# Tetratec EX2400 Filter - great but setup issue =(



## karlb123 (Jul 20, 2009)

My lovely Tetratec EX2400 external filter came today, lovely stuff!! I am going to run it in sync with the current filter system (Aqua 1) so that by the time my larger tank is here the larger main filter (Tetratec) will be cycled and ready...is that correct?

Followed the instructions but stuck, I cant get the water from the inlet to properly siphon....Im pumping like a mad man but canot raise the tank any higher or the filter any lower...!? Bit stuck at momment


----------



## Frase (Jul 13, 2009)

not sure what to suggest, are you sure your inlet/outlet are in the right holes on the top of your filter? Have you got the rubber seal around the line of the top of the filter? Other than that, keep it turned off and pump as much as pos til its moving on its own.


----------



## karlb123 (Jul 20, 2009)

Helpppp!!! Its not working!! Ive had it working for past 2 days ok and came home from work and was doing other stuff around the house, entered the fishy/turt room and there was silence no water noise...oddd...realised the filters not pumping anything and it was plugged in....so some how its made itself run dry =( now wont work.... whats happend, motor burn out?


----------



## tigerpaws (Feb 21, 2009)

the motor uses the water from the tank as a coolant .. 
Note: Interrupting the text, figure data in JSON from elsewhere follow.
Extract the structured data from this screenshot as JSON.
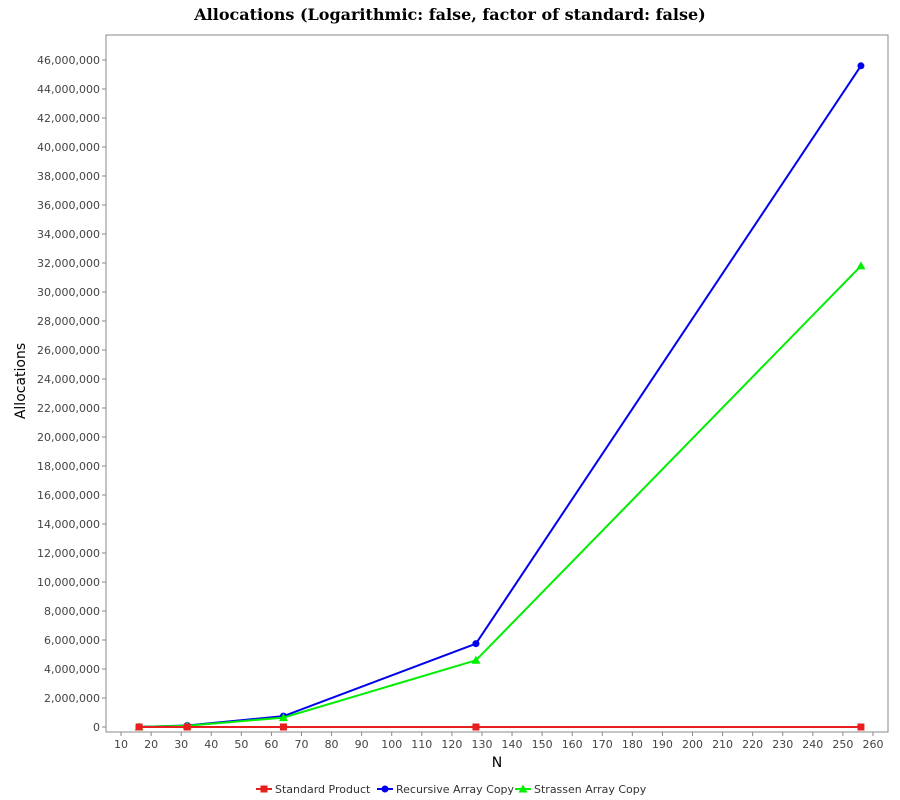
{
  "chart_data": {
    "type": "line",
    "title": "Allocations (Logarithmic: false, factor of standard: false)",
    "xlabel": "N",
    "ylabel": "Allocations",
    "xlim": [
      5,
      265
    ],
    "ylim": [
      0,
      46500000
    ],
    "xticks": [
      10,
      20,
      30,
      40,
      50,
      60,
      70,
      80,
      90,
      100,
      110,
      120,
      130,
      140,
      150,
      160,
      170,
      180,
      190,
      200,
      210,
      220,
      230,
      240,
      250,
      260
    ],
    "yticks": [
      0,
      2000000,
      4000000,
      6000000,
      8000000,
      10000000,
      12000000,
      14000000,
      16000000,
      18000000,
      20000000,
      22000000,
      24000000,
      26000000,
      28000000,
      30000000,
      32000000,
      34000000,
      36000000,
      38000000,
      40000000,
      42000000,
      44000000,
      46000000
    ],
    "ytick_labels": [
      "0",
      "2,000,000",
      "4,000,000",
      "6,000,000",
      "8,000,000",
      "10,000,000",
      "12,000,000",
      "14,000,000",
      "16,000,000",
      "18,000,000",
      "20,000,000",
      "22,000,000",
      "24,000,000",
      "26,000,000",
      "28,000,000",
      "30,000,000",
      "32,000,000",
      "34,000,000",
      "36,000,000",
      "38,000,000",
      "40,000,000",
      "42,000,000",
      "44,000,000",
      "46,000,000"
    ],
    "grid": false,
    "legend_position": "bottom",
    "series": [
      {
        "name": "Standard Product",
        "marker": "square",
        "color": "#e81e1e",
        "x": [
          16,
          32,
          64,
          128,
          256
        ],
        "y": [
          0,
          0,
          0,
          0,
          0
        ]
      },
      {
        "name": "Recursive Array Copy",
        "marker": "circle",
        "color": "#0000ee",
        "x": [
          16,
          32,
          64,
          128,
          256
        ],
        "y": [
          10000,
          100000,
          750000,
          5750000,
          45600000
        ]
      },
      {
        "name": "Strassen Array Copy",
        "marker": "triangle",
        "color": "#00ee00",
        "x": [
          16,
          32,
          64,
          128,
          256
        ],
        "y": [
          10000,
          90000,
          650000,
          4600000,
          31800000
        ]
      }
    ]
  }
}
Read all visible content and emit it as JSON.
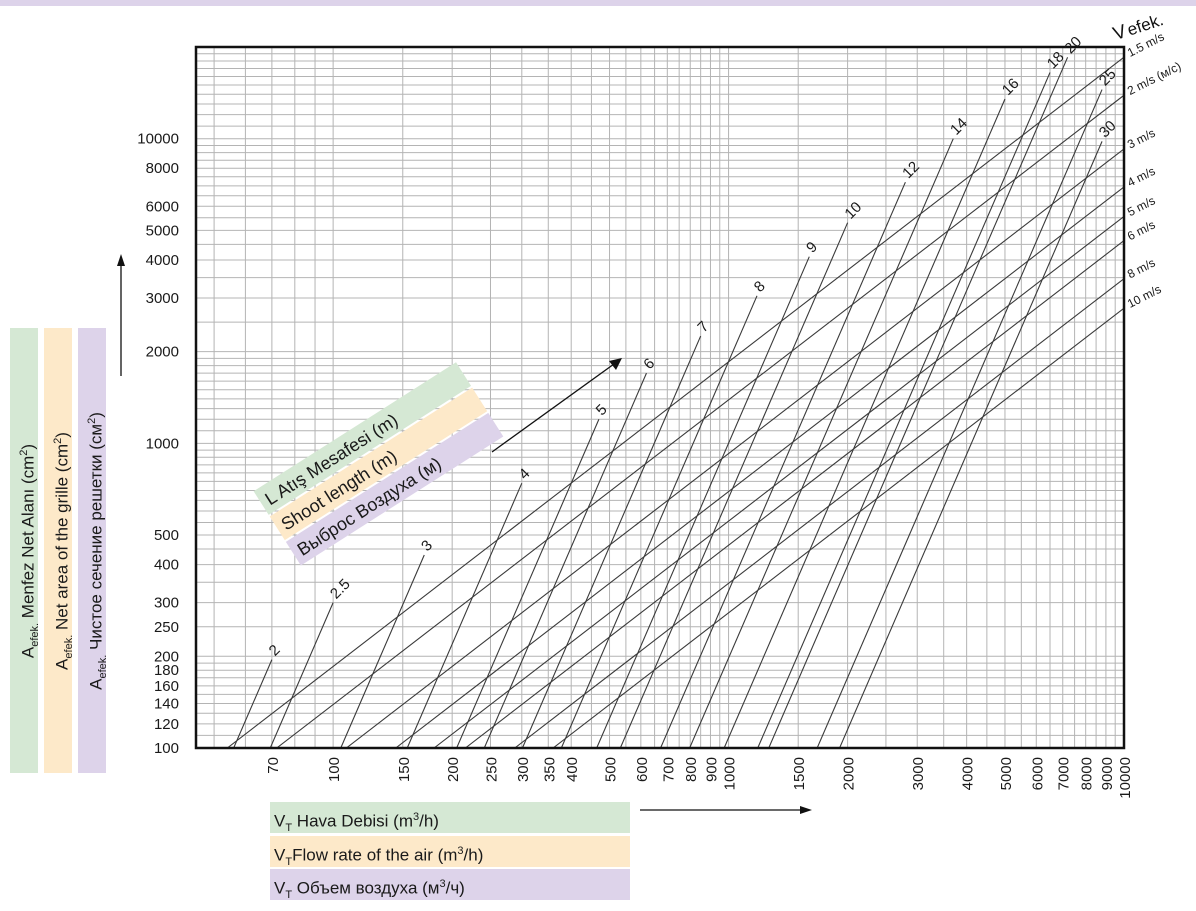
{
  "colors": {
    "green": "#d5e8d4",
    "orange": "#fde9c9",
    "purple": "#ddd3ea",
    "grid": "#b4b4b4",
    "line": "#3a3a3a"
  },
  "y_axis_labels": [
    {
      "prefix": "A",
      "sub": "efek.",
      "text": " Menfez Net Alanı (cm",
      "sup": "2",
      "suffix": ")"
    },
    {
      "prefix": "A",
      "sub": "efek.",
      "text": " Net area of the grille (cm",
      "sup": "2",
      "suffix": ")"
    },
    {
      "prefix": "A",
      "sub": "efek.",
      "text": " Чистое сечение решетки  (cм",
      "sup": "2",
      "suffix": ")"
    }
  ],
  "x_axis_labels": [
    {
      "prefix": "V",
      "sub": "T",
      "text": " Hava Debisi (m",
      "sup": "3",
      "suffix": "/h)"
    },
    {
      "prefix": "V",
      "sub": "T",
      "text": "Flow rate of the air (m",
      "sup": "3",
      "suffix": "/h)"
    },
    {
      "prefix": "V",
      "sub": "T",
      "text": " Объем воздуха (м",
      "sup": "3",
      "suffix": "/ч)"
    }
  ],
  "shoot_labels": [
    "L Atış Mesafesi (m)",
    "Shoot length (m)",
    "Выброс Воздуха (м)"
  ],
  "v_efek_title": {
    "main": "V",
    "sub": "efek."
  },
  "chart_data": {
    "type": "line",
    "x_scale": "log",
    "y_scale": "log",
    "xlim": [
      45,
      10000
    ],
    "ylim": [
      100,
      20000
    ],
    "x_ticks": [
      "70",
      "100",
      "150",
      "200",
      "250",
      "300",
      "350",
      "400",
      "500",
      "600",
      "700",
      "800",
      "900",
      "1000",
      "1500",
      "2000",
      "3000",
      "4000",
      "5000",
      "6000",
      "7000",
      "8000",
      "9000",
      "10000"
    ],
    "y_ticks": [
      "100",
      "120",
      "140",
      "160",
      "180",
      "200",
      "250",
      "300",
      "400",
      "500",
      "1000",
      "2000",
      "3000",
      "4000",
      "5000",
      "6000",
      "8000",
      "10000"
    ],
    "velocity_lines": [
      {
        "label": "1.5 m/s",
        "v": 1.5
      },
      {
        "label": "2 m/s (м/с)",
        "v": 2
      },
      {
        "label": "3 m/s",
        "v": 3
      },
      {
        "label": "4 m/s",
        "v": 4
      },
      {
        "label": "5 m/s",
        "v": 5
      },
      {
        "label": "6 m/s",
        "v": 6
      },
      {
        "label": "8 m/s",
        "v": 8
      },
      {
        "label": "10 m/s",
        "v": 10
      }
    ],
    "shoot_lines": [
      {
        "label": "2",
        "end": [
          70,
          195
        ]
      },
      {
        "label": "2.5",
        "end": [
          100,
          300
        ]
      },
      {
        "label": "3",
        "end": [
          170,
          430
        ]
      },
      {
        "label": "4",
        "end": [
          300,
          740
        ]
      },
      {
        "label": "5",
        "end": [
          470,
          1200
        ]
      },
      {
        "label": "6",
        "end": [
          620,
          1700
        ]
      },
      {
        "label": "7",
        "end": [
          850,
          2250
        ]
      },
      {
        "label": "8",
        "end": [
          1180,
          3050
        ]
      },
      {
        "label": "9",
        "end": [
          1600,
          4100
        ]
      },
      {
        "label": "10",
        "end": [
          2000,
          5300
        ]
      },
      {
        "label": "12",
        "end": [
          2800,
          7200
        ]
      },
      {
        "label": "14",
        "end": [
          3700,
          10000
        ]
      },
      {
        "label": "16",
        "end": [
          5000,
          13500
        ]
      },
      {
        "label": "18",
        "end": [
          6500,
          16500
        ]
      },
      {
        "label": "20",
        "end": [
          7200,
          18500
        ]
      },
      {
        "label": "25",
        "end": [
          8800,
          14500
        ]
      },
      {
        "label": "30",
        "end": [
          8800,
          9800
        ]
      }
    ]
  }
}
leave it off for 3 hours .. and try again .. 


still no luck .. 


spend some money on a new filter ... or try and go for warranty replacement 

Alan


----------



## TroJon (Aug 20, 2009)

Put the inlet in the tank where it's meant to go and then where the outlet is- i.e. spraybar or lily outlet, suck on the pipe to draw water into the filter, put the outlet into place. Once water has stopped draining down into the filter, just turn it on, knock the filter unit about a bit to get rid of bubbles and it should be good to go.

Just to be sure, you are keeping the filter unit below the fishtank right?


----------